The key for the gradual improvements in NSW's relative fortunes has been a significant recovery in its housing sector, which is now growing after falling back since 2005. Retail and business investments spending are the only areas where NSW is losing ground compared to other states.
Victoria: Although Victoria's population increased by around 100,000 people in the past year, it was well below the previous year's increase. Victoria's decline has been driven by falling international migration levels, with a particular problem for the state being its sharp (and ongoing) loss in international student numbers.
Housing starts, housing investment and new motor vehicle registration have all grown relatively strongly thanks to the state's solid economic position. Also, Victoria's recent retail growth was close to its five year average and the fastest rate of growth in retail of any Australian state or territory.
Queensland: Swings in migration levels have been most notable for their impact on Queensland's population growth, whose rate of increase is at a nine-year low.

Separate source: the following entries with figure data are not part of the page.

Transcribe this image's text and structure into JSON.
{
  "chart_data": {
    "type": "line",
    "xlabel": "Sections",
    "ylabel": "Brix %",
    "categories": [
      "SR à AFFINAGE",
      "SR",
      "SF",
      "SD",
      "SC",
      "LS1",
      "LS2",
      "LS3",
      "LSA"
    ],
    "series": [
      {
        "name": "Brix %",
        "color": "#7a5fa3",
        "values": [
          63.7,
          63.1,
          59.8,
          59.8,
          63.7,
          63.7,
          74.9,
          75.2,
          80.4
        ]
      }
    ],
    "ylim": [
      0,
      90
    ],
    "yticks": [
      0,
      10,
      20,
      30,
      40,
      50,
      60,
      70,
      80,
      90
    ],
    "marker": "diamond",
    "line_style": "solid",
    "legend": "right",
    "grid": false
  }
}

While some initial easing following the global financial crisis (and the compounding woes of the State's tourism sector) was expected, the rebound in the world mining sector and the rising demand for workers in the state has not yet done anything to reverse those declines.
The outperformance on Queensland's population growth versus its Australian equivalent has been halved in the past year alone (in part, largely because as the slowdown has hit, there have been far fewer 'migrants' from the rest of Australia going north).

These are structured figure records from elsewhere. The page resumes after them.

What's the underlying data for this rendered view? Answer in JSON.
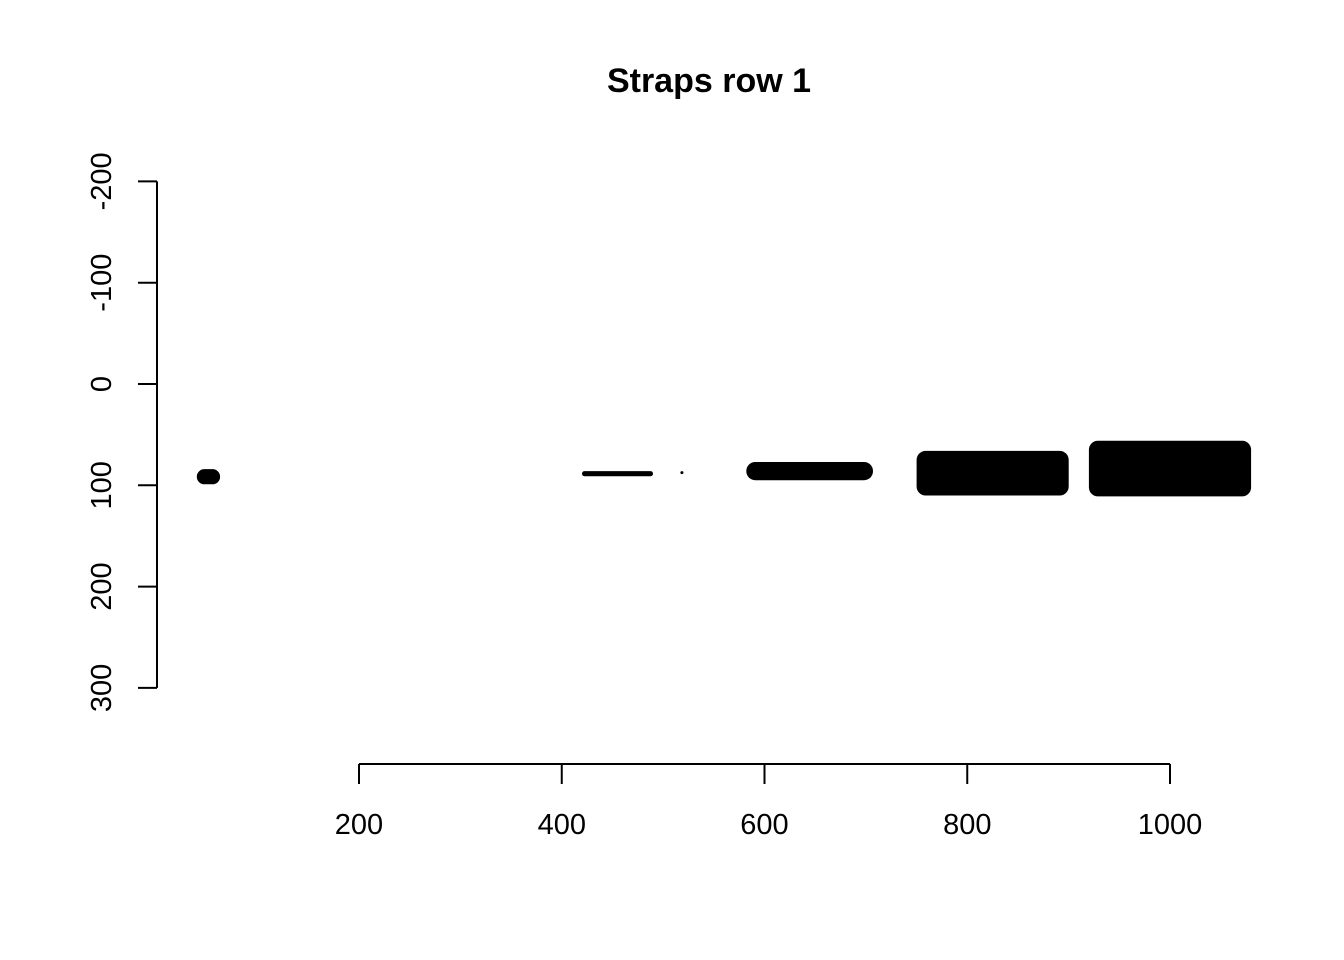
{
  "chart_data": {
    "type": "heatmap",
    "title": "Straps row 1",
    "xlabel": "",
    "ylabel": "",
    "xlim": [
      100,
      1100
    ],
    "ylim": [
      -250,
      350
    ],
    "y_reversed": true,
    "grid": false,
    "x_ticks": [
      200,
      400,
      600,
      800,
      1000
    ],
    "x_tick_labels": [
      "200",
      "400",
      "600",
      "800",
      "1000"
    ],
    "y_ticks": [
      -200,
      -100,
      0,
      100,
      200,
      300
    ],
    "y_tick_labels": [
      "-200",
      "-100",
      "0",
      "100",
      "200",
      "300"
    ],
    "color": "#000000",
    "bands": [
      {
        "x0": 40,
        "x1": 63,
        "y0": 84,
        "y1": 99
      },
      {
        "x0": 420,
        "x1": 490,
        "y0": 86,
        "y1": 91
      },
      {
        "x0": 517,
        "x1": 520,
        "y0": 86,
        "y1": 89
      },
      {
        "x0": 582,
        "x1": 707,
        "y0": 77,
        "y1": 95
      },
      {
        "x0": 750,
        "x1": 900,
        "y0": 66,
        "y1": 110
      },
      {
        "x0": 920,
        "x1": 1080,
        "y0": 56,
        "y1": 111
      }
    ]
  }
}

Looking at Queensland's economy, housing indicators are the only positive to emerge over the last 12 months. Business investment has particularly suffered, along with retail sales, which leaves output growth in the past year below the state's recent average.
Western Australia: Western Australia's population growth stalled fairly dramatically across 2009, but the labour requirements of the renewed mining boom may already be heralding a turnaround in the state's fortunes. While that may sound like some relief for SMEs, many could soon face a return to the scarce labour availability of 2007 and 2008. However, chances are that any recovery in population growth will be lagging that in employment demand, and the risk of skill shortages biting very hard in the next two years is considerable.

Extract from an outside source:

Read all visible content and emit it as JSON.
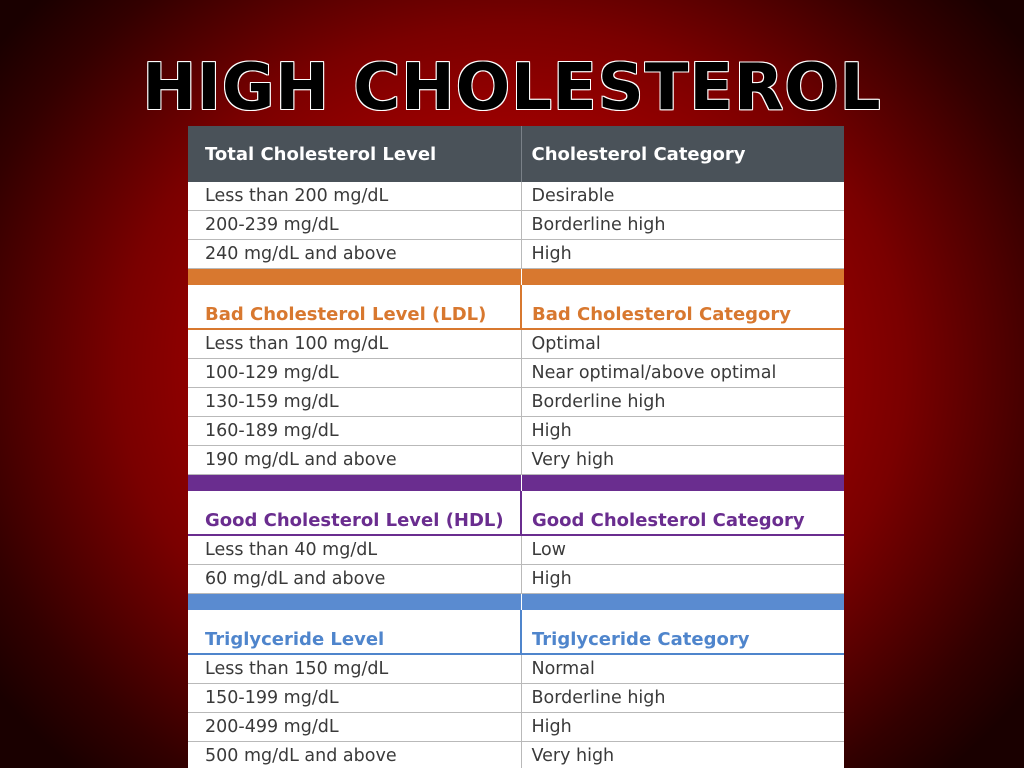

WA's boom is starting to fire up once more as a quarter of a trillion dollars in resource and other investment projects try to jostle their way to the front of the queue in a state where one third of businesses are already complaining that labour is 'scarce'. That means the other yawning gap WA has to deal with is that between the intent of businesses to expand capacity versus available capacity for them to achieve that increase.
Housing starts and new motor vehicle registrations are the biggest contributors to growth for the state; however, growth in housing investment is below its long-term average. This indicates that while new houses are being built, little is being spent on renovating existing homes. Business investment has also fallen away significantly after experiencing very high growth rates over the last five years due to the mining booms in the Pilbara and Kalgoorlie regions.